I had some great conversations with a few other writers over lunches and breaks. One of my poems placed third in the poetry competition. Overall, it was a wonderfully refreshing weekend, as it always is, and next year promises to be even better... that will be ICWF's 30th anniversary and some big plans are in the works to celebrate. Right now all I can say about those plans is that the ever-popular Sigmund Brouwer is coming back as the main speaker! So if you can make it up to Edmonton, Alberta for the conference at the end of September, it's definately worth it.
Saturday, 26 September 2009
Watching Sunshine’s abilities to communicate and relate grow over the last few months has been fun. Her latest word is “Daddy,” though why she’s started saying that now, when we’ve been trying to teach it to her since she said “Mommy,” I don’t know. The other morning, when my husband left before she woke up, she lay on the couch yelling, “Daddy! Daddy! Daddy!” while I tried to explain to her that he’d be back in a few hours. When he finally did return, she ran up to him with her arms up, waiting for a hug.
Shoes are still one of her passions. Often she’ll bring me her shoes shortly after she’s dressed. One morning, I changed her diaper and left her shoes laying on the change table. Several hours later, when we were getting ready to go out for a walk, I told her to go get her shoes. I expected her to head for the entry way to find them, but instead, she ran back into her room. I followed her, curious, but I had to laugh when I saw her pointing up at her change table. She had remembered, when I had forgotten, where we had left her shoes!
The other morning, I had a bowl of cheerios for breakfast and fed her a few as well. Then she tramped back into the kitchen, clearly on a mission. In a minute she was yelling for help, and I came into the kitchen to find her in the cupboard, trying to help herself to a package of instant oatmeal. It had been a few weeks since I'd made her instant oatmeal, so I was surprised that she not only thought of it, but knew where to find it to be able to tell me that she wanted it.

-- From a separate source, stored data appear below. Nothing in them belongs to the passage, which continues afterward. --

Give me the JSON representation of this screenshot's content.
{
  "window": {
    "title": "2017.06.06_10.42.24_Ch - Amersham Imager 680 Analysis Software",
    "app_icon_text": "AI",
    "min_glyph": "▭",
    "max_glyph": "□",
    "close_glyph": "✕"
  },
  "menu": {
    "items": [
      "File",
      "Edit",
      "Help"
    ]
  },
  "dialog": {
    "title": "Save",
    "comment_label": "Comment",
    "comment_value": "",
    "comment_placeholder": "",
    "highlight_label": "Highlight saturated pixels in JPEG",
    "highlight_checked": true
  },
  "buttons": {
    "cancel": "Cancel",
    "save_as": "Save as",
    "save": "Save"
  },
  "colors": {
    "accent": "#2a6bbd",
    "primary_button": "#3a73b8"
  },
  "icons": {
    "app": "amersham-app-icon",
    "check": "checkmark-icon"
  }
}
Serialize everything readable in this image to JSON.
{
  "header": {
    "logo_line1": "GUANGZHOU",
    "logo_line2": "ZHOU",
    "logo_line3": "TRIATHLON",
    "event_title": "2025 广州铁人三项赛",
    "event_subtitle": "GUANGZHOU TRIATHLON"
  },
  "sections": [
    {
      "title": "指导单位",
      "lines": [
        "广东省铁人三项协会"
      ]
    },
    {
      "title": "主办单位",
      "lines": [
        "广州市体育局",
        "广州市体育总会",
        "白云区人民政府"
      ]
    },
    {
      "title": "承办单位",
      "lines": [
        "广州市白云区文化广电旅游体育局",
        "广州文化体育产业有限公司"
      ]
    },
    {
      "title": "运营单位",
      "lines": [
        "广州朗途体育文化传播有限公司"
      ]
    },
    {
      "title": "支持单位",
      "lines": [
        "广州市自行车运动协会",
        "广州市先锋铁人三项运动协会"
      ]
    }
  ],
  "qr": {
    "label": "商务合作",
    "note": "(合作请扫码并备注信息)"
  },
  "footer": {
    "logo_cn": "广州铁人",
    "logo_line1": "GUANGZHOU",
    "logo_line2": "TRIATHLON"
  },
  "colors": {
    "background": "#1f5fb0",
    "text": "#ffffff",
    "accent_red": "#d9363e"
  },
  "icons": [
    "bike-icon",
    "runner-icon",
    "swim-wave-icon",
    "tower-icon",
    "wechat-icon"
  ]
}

Seeing our families more since our move has really been nice. A few weeks ago, we pulled into my in-laws’ yard just as my mother-in-law was coming across the lawn. I got Sunshine out of the Jeep, and she began saying, “Mama, Mama” (the closest she can come to “Grandma”). When her grandma got up to her, she reached up her arms for a hug. While she’s never been the baby who “played strange,” it’s still been nice to see her grow closer to her grandparents and great-grandparents now that we are able to visit them more frequently.
And as always, I like watching how she keeps herself busy. Photo albums are her latest hobby; she can now pull a photo album out by herself, climb into our big armchair, and then sit flipping through the pictures. Right now, since I’m at the computer, she wants to be sitting on my lap (not much has changed there!), but she’s busy playing with a spare mouse and trying to put a highlighter lid on a Bic pen. There’s something new and smile-worthy every day.
Thursday, 24 September 2009
I'm sitting in a Starbucks waiting for my fiance and feeling a desperate need to be doing something while I wait. I want a book or a laptop or a newspaper like the girl over in the corner. Everyone else here is busy with something while they have their coffee.
Behind me, a group of guys have rearranged the tables and chairs so they all fit at one table. Against the window, a man and a woman have their backs to each other as they sit at separate tables, one reading a book and the other working on a laptop, drinking their coffees. The girl with the newspaper has the already-read portions stacked on the table in front of her. I contemplate asking if I could borrow them, but that would be intruding, so I pull out a pen and a notebook instead.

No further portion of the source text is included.